Human B7-H3 binds to Triggering receptor expressed on myeloid cells-like transcript 2 (TLT-2) and enhances T cell responses

作     者：Masaaki Hashiguchi Yuka Inamochi Shoya Nagai Noriko Otsuki Jinhua Piao Hiroko Kobori Yumiko Kanno Hidefumi Kojima Tetsuji Kobata Miyuki Azuma 

作者机构：Department of Immunology Dokkyo Medical University School of Medicine Mibu Tochigi Japan Department of Molecular Immunology Graduate School of Medical and Dental Sciences Tokyo Medical and Dental University Tokyo Japan 

出 版 物：《Open Journal of Immunology》 (免疫学期刊（英文）)

年 卷 期：2012年第2卷第1期

页      面：9-16页

学科分类：1002[医学-临床医学] 100214[医学-肿瘤学] 10[医学] 

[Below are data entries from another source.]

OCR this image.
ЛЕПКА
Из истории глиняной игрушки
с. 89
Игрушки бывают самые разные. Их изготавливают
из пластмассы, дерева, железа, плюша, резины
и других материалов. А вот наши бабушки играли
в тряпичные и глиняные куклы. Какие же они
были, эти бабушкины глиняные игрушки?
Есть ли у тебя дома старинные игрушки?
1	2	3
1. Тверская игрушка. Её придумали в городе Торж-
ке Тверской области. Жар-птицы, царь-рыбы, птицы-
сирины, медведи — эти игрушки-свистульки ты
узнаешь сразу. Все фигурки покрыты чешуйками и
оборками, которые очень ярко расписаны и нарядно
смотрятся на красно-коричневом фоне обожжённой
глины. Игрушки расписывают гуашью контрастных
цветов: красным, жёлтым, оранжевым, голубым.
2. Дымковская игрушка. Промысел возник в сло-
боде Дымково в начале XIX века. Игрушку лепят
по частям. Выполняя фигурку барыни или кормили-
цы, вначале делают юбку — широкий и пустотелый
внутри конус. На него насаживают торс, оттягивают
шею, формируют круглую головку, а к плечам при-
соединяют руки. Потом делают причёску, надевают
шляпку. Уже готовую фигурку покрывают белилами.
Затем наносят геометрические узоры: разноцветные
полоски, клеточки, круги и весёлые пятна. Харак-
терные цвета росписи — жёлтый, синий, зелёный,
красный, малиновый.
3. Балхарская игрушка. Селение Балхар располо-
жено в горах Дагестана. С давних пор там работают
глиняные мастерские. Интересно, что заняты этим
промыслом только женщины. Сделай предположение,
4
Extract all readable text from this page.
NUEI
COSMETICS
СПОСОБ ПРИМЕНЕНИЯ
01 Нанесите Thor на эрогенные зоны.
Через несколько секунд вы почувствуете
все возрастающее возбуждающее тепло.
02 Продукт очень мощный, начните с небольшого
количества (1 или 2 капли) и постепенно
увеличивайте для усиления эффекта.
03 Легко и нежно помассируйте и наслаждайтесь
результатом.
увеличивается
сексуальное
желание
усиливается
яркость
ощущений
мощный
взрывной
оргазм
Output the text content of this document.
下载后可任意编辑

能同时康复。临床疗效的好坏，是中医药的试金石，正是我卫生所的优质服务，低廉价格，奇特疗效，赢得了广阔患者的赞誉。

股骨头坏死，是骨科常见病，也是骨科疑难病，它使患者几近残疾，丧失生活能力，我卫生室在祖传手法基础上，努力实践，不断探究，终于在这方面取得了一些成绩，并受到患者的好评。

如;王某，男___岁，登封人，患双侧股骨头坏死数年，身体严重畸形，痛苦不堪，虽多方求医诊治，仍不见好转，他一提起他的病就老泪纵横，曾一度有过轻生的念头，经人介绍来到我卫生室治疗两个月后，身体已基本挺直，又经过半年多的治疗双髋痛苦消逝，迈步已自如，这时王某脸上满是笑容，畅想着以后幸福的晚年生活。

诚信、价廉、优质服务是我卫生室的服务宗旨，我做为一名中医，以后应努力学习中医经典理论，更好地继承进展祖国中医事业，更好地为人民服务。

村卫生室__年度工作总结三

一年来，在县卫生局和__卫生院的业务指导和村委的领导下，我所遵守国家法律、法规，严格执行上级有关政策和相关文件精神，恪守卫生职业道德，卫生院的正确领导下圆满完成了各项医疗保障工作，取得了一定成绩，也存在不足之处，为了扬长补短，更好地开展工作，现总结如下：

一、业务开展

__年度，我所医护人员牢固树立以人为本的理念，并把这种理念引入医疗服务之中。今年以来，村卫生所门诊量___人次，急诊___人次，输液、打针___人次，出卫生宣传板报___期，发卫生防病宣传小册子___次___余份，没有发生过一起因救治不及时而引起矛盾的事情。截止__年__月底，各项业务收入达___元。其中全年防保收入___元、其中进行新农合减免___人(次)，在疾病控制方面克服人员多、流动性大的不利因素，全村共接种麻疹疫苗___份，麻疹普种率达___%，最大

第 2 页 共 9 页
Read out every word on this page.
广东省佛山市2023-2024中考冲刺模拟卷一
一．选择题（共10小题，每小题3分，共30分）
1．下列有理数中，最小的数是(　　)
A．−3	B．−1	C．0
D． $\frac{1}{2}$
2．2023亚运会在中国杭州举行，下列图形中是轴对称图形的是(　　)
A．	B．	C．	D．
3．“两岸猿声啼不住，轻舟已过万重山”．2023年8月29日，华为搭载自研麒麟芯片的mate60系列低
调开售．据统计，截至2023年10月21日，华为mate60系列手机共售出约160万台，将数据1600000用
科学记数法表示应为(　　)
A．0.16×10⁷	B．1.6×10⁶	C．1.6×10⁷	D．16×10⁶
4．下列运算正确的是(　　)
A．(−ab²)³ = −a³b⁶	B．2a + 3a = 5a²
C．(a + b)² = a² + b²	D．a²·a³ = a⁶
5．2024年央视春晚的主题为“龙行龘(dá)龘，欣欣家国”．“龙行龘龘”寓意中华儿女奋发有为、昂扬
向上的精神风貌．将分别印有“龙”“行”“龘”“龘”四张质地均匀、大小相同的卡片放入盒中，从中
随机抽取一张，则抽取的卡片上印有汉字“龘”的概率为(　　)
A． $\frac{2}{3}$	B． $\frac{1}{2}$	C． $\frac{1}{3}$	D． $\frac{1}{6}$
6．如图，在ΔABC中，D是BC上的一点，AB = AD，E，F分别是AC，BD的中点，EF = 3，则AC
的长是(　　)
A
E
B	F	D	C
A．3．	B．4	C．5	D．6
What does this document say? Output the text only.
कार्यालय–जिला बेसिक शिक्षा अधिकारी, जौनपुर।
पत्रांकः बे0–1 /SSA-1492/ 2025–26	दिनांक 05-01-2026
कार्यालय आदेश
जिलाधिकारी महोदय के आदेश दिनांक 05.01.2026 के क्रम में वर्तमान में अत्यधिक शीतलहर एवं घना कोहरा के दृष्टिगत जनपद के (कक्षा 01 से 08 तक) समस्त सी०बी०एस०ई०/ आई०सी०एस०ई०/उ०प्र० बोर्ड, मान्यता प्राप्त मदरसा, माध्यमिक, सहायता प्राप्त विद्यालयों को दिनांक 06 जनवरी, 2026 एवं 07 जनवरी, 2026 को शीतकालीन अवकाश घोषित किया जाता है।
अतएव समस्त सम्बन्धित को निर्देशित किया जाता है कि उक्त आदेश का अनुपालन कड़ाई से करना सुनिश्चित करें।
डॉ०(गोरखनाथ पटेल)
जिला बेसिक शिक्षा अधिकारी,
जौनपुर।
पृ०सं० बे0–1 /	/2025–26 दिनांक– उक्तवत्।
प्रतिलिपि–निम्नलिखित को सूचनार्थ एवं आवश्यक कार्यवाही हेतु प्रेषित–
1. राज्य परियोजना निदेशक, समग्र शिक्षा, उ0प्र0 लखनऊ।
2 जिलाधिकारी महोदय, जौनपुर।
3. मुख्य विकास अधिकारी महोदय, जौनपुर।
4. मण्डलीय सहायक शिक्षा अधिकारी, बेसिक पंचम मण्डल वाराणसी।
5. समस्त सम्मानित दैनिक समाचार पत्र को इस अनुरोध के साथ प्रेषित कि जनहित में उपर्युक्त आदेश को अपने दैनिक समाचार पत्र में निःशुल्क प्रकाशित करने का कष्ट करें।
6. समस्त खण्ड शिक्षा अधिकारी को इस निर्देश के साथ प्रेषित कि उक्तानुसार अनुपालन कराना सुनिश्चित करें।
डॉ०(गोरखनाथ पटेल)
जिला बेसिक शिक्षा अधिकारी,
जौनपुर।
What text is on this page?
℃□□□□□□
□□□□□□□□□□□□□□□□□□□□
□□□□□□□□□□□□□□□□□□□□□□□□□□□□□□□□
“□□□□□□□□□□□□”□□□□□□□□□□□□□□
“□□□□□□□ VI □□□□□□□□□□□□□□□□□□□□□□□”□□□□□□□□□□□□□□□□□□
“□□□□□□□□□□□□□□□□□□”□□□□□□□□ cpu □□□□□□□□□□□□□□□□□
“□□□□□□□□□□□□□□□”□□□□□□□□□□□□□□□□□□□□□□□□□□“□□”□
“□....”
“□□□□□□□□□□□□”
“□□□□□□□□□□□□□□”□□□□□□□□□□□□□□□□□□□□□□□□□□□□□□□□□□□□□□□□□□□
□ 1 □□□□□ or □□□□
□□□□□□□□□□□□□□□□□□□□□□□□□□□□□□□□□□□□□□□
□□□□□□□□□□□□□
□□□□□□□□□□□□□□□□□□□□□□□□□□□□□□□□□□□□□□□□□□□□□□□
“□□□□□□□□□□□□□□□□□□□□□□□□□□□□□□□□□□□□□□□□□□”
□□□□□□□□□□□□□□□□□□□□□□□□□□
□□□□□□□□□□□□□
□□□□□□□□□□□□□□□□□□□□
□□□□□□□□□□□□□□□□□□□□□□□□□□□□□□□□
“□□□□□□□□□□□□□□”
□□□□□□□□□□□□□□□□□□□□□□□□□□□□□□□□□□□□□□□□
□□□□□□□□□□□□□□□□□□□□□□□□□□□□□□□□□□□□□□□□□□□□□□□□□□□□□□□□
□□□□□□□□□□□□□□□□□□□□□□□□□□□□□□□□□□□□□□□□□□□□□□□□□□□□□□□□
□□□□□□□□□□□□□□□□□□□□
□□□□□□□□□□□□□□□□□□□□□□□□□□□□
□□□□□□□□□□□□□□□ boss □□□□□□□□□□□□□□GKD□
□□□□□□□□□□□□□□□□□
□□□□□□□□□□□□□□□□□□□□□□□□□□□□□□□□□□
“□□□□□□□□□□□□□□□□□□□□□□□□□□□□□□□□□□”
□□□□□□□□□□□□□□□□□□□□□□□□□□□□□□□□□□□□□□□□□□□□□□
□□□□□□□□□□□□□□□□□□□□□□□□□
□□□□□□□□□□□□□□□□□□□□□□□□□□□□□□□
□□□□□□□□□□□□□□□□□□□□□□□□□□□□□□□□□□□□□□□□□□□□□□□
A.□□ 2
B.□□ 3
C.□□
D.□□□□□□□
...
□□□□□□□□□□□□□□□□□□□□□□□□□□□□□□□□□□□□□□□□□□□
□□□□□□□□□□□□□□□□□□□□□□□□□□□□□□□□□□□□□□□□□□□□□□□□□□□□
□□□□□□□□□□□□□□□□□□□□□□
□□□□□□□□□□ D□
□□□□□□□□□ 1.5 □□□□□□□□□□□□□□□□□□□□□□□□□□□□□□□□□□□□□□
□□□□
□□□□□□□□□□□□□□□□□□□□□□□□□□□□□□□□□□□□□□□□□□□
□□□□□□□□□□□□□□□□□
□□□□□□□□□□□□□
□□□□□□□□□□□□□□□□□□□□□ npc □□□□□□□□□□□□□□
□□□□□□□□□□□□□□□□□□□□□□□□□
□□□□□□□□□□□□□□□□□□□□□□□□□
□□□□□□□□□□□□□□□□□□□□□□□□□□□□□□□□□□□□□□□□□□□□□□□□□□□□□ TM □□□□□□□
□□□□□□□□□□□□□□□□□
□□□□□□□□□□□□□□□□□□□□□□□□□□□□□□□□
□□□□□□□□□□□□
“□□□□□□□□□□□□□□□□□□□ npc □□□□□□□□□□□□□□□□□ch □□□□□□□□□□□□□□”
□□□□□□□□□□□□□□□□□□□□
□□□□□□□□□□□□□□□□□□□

主　　题：B7-H3 Co-Signal Molecule T Cell TLT-2 

摘      要：The B7 family member B7-H3 is broadly expressed in many tissue and tumor types. B7-H3 expression is induced on some immune cells;however, its immunological function remains controversial, because both immunoenhancing and immunoinhibitory effects have been reported in human and mouse systems. We have previously reported the following: 1) murine B7-H3 specifically bound to Triggering receptor expressed on myeloid cells (TREM)-like transcript 2 (TLT-2, TREML2), a member of the TREM family of receptors;and 2) the B7-H3:TLT-2 pathway up-regulated T cell responses. However, the expression and function of human TLT-2 has not yet been clarified. A recent study found no evidence to support the existence of an interacttion between human B7-H3 and TLT-2. In this study, we demonstrated that human B7-H3 binds to TLT-2 and augments T cell responses. Human and mouse B7-H3Ig chimeric proteins cross-interacted with both human and mouse species of TLT-2-transduced cells. Human TLT-2 was expressed on freshly isolated, peripheral blood B cells and monocytes, and subpopulations of CD4+ and CD8+ T cells. Human TLT-2 expression on T cells did not correlate with na?ve or memory phenotypes and was diminished after culture, despite the presence of mitogenic stimuli. Constitutive TLT-2 expression on monocytes was also down-regulated after culture. Human B7-H3 transfectants augment IL-2 production from TLT-2-transduced T cell hybridomas, and IFN-γ production from peripheral blood CD4+ and CD8+ T cells. The enhanced responses were inhibited by the addition of anti-TLT-2 mAbs, suggesting TLT-2-mediated costimulatory effect. Our results demonstrate the existence of a functional interaction between human B7-H3 and TLT-2, and the restricted expression of TLT-2 on T cells and monocytes.